For Jamar Brewton, service has never been something abstract. It has always been personal. Growing up in Charlotte, he learned early what it meant to work hard, to carry your weight and to figure things out as you go. After high school, he juggled three jobs while taking classes at a community college, determined to build a life with purpose.
“I had a huge passion to be successful,” he says. “I wanted to be somebody. I didn’t want to stay where I was.”
He initially began training for a career in firefighting, taking fire protection courses while working full-time. But the path forward kept stalling. Placement test issues meant repeating coursework he had already done, and the financial and logistical barriers began to stack up. It felt like he was pushing without gaining ground.
Around the same time, a close friend from high school enlisted in the Air Force. Watching her step into something defined by structure, challenge and purpose made him stop and consider his own direction.

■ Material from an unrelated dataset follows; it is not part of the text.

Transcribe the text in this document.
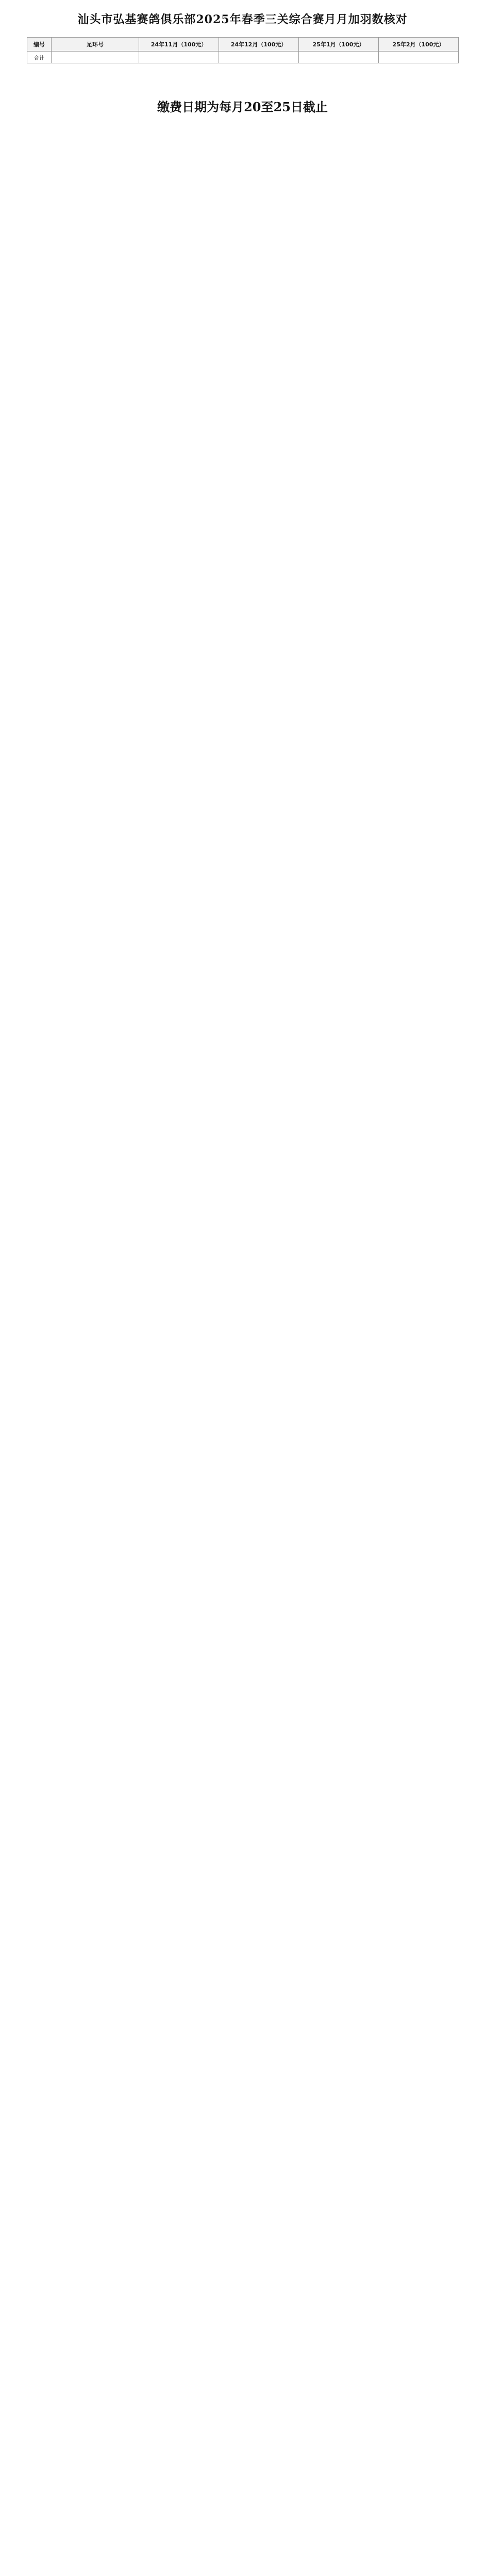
汕头市弘基赛鸽俱乐部2025年春季三关综合赛月月加羽数核对
编号	足环号	24年11月（100元）	24年12月（100元）	25年1月（100元）	25年2月（100元）
合计					
缴费日期为每月20至25日截止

“I wanted to see if I was really who I believed I was,” he says. “I wanted camaraderie. I wanted to serve with a purpose.”
At 18, Jamar enlisted in the U.S. Army and was selected as a Cavalry Scout in the 82nd Airborne Division. The experience reshaped him. Basic training taught discipline, attention to detail and the understanding that responsibility is shared.
“You learn quickly, it’s not just about you,” he says. “You’re part of something bigger. And your part matters.”
In the Army, he learned what it meant to lead and to follow, and that leadership is most visible in the hardest moments.
“Sometimes it’s not about giving orders,” he says.
In 2013, Jamar deployed to Afghanistan, where his unit operated along Highway 1 in Kandahar. His team’s job was reconnaissance, often moving ahead to identify safe routes and keep others out of harm’s way.
“We were the ones going first,” he says. “You’re looking for anything that’s out of place.”
The threat of improvised explosive devices was constant, and several soldiers in his troop were injured during the deployment. Some lost limbs. One didn’t make it home. Those experiences stayed with him.
“It changes how you view responsibility,” he says. “It teaches you to be calm when the situation isn’t calm, to be steady when other people need steady.”
When his time in the military ended, Jamar knew he still wanted to serve, just in a way rooted in everyday community life. He earned degrees in sociology and public administration and eventually discovered emergency management. The alignment was immediate. The coordination, the readiness and the responsibility to step in when needed all felt familiar.
That sense of purpose is what brought him to the American Red Cross.
“The same feeling I felt wearing the uniform,” he says, “is the feeling I get when I can tell a family, ‘You don’t have to sleep in your car tonight. We have a place for you.'”
Since joining the Red Cross, Jamar has supported disaster response across communities, coordinated with local partners and helped families navigate some of their hardest days. For him, the work isn’t just on paper. It’s happening in real time, for real people.
“We have a responsibility,” he says. “To show up. To make sure someone’s grandmother has shelter. To make sure people know they’re not alone.”
For Jamar, National Veterans and Military Families Month is not only about reflection on his time in uniform. It’s about continuity. For him, service means being there when people need you most, whether in a combat zone or a community shelter.